A justificativa era a costumeira, tão estúpida quanto a pretensão: “Hoje o jogo existe de forma clandestina e sem gerar qualquer benefício para o Estado”. Se a motivação é esta, melhor seria legalizar desde logo o tráfico e o uso da droga, cuja demanda seria muito maior e geraria muito mais recursos.

A pretensão arrefeceu com a prisão dos principais mentores.

Leio agora que o Senado retomou a ideia e pode votar, ainda em 2017, um projeto para legalizar os jogos de azar. A nova proposta teria partido de governadores. E o atual objetivo seria arrecadar dinheiro para financiar o combate à violência. Quer dizer, para combater o crime comete-se outro.

O projeto é do ínclito senador Ciro Nogueira, do Partido Progressista, e teve relatório favorável do não menos distinto senador Benedito de Lira, do mesmo partido, ambos com inexpressivas atuações parlamentares e condutas marcadas por suspeitas. O relatório legaliza jogo do bicho, bingo, vídeo-bingo, apostas esportivas e não esportivas e cassinos online ou em complexos de lazer integrados. Um formidável maná!

O presidente do Senado, aquela figura ambígua, admite que a proposta é polêmica, mas que deve ser analisada. “Não sou um defensor do projeto, mas sou o presidente da Casa e pautaria o projeto para que o Senado definisse sim ou não e acho que, se aprovarmos isso, essa questão dos jogos de azar, tem que ter uma legislação”, disse o senador Eunício Oliveira sem nada dizer, muito pelo contrário. Mas está disposto a se alinhar com o cartel da roleta.

Tenho dito e repetido: o jogo, seja de que modalidade for, faz mal à saúde pública. Só não vê isso quem não quer, é estúpido de nascença ou dependente do vício.

Pessoalmente, detesto qualquer tipo de jogo. Ainda que tenha sido, no passado, campeão de truco – confesso. Com direito a medalha e tudo mais. O passar do tempo, todavia, conscientizou-me. Hoje, nem víspora de igreja.

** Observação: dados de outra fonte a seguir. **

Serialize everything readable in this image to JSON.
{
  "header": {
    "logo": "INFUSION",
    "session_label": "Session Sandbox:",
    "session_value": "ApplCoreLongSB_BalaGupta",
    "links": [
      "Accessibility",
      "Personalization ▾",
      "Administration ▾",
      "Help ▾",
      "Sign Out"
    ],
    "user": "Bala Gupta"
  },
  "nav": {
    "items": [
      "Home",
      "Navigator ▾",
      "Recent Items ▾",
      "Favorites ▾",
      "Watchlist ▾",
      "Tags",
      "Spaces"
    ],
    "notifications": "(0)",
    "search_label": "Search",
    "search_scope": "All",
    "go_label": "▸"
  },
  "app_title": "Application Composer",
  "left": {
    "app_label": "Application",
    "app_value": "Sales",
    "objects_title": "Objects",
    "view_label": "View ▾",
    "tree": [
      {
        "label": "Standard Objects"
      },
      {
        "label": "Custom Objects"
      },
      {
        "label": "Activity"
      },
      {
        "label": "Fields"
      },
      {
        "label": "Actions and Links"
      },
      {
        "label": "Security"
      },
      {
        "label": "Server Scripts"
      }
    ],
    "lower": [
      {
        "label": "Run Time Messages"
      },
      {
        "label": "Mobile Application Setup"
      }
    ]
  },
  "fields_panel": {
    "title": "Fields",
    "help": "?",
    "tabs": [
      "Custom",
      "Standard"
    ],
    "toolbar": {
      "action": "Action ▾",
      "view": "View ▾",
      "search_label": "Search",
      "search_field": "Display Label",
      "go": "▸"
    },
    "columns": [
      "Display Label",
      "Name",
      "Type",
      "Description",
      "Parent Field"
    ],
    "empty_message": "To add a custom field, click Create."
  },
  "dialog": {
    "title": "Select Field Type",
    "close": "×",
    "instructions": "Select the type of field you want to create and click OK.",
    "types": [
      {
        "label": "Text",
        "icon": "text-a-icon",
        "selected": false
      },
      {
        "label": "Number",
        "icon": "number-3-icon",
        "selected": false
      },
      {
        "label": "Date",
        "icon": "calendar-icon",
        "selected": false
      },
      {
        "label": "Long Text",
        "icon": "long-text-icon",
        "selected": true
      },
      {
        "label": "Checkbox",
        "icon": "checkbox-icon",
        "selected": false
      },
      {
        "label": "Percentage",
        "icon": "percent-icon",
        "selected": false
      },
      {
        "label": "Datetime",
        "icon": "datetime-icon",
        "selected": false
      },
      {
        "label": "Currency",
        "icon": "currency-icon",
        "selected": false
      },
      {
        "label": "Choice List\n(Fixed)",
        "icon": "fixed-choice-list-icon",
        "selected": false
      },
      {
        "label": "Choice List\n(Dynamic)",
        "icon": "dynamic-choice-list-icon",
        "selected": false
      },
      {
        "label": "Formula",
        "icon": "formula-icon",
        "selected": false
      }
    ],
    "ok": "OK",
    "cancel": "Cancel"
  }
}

A minha ojeriza, no entanto, não resulta de nenhum trauma pessoal. Jamais perdi um tostão em jogos de azar. Nem mesmo na loteria ou na sena oficializadas. Por uma simples razão: nunca apostei. De igual modo, jamais entrei em uma daquelas casas de bingo que, até bem pouco tempo, infestavam a cidade e o país. E me sinto plenamente feliz por não formar no batalhão dos infelizes que todas as semanas aguardam a grande vitória que nunca virá.

Sempre fui um assalariado, satisfaço-me com a minha pobreza e não seria agora que resolveria ficar rico. Ainda mais, de uma hora para a outra. Em compensação, conheço bem os perversos efeitos da jogatina. Sou capaz de recitá-los de cor. Da simples inimizade entre amigos ao corpo de um suicida estendido no chão, passando pela ganância, pelo desespero e pela loucura.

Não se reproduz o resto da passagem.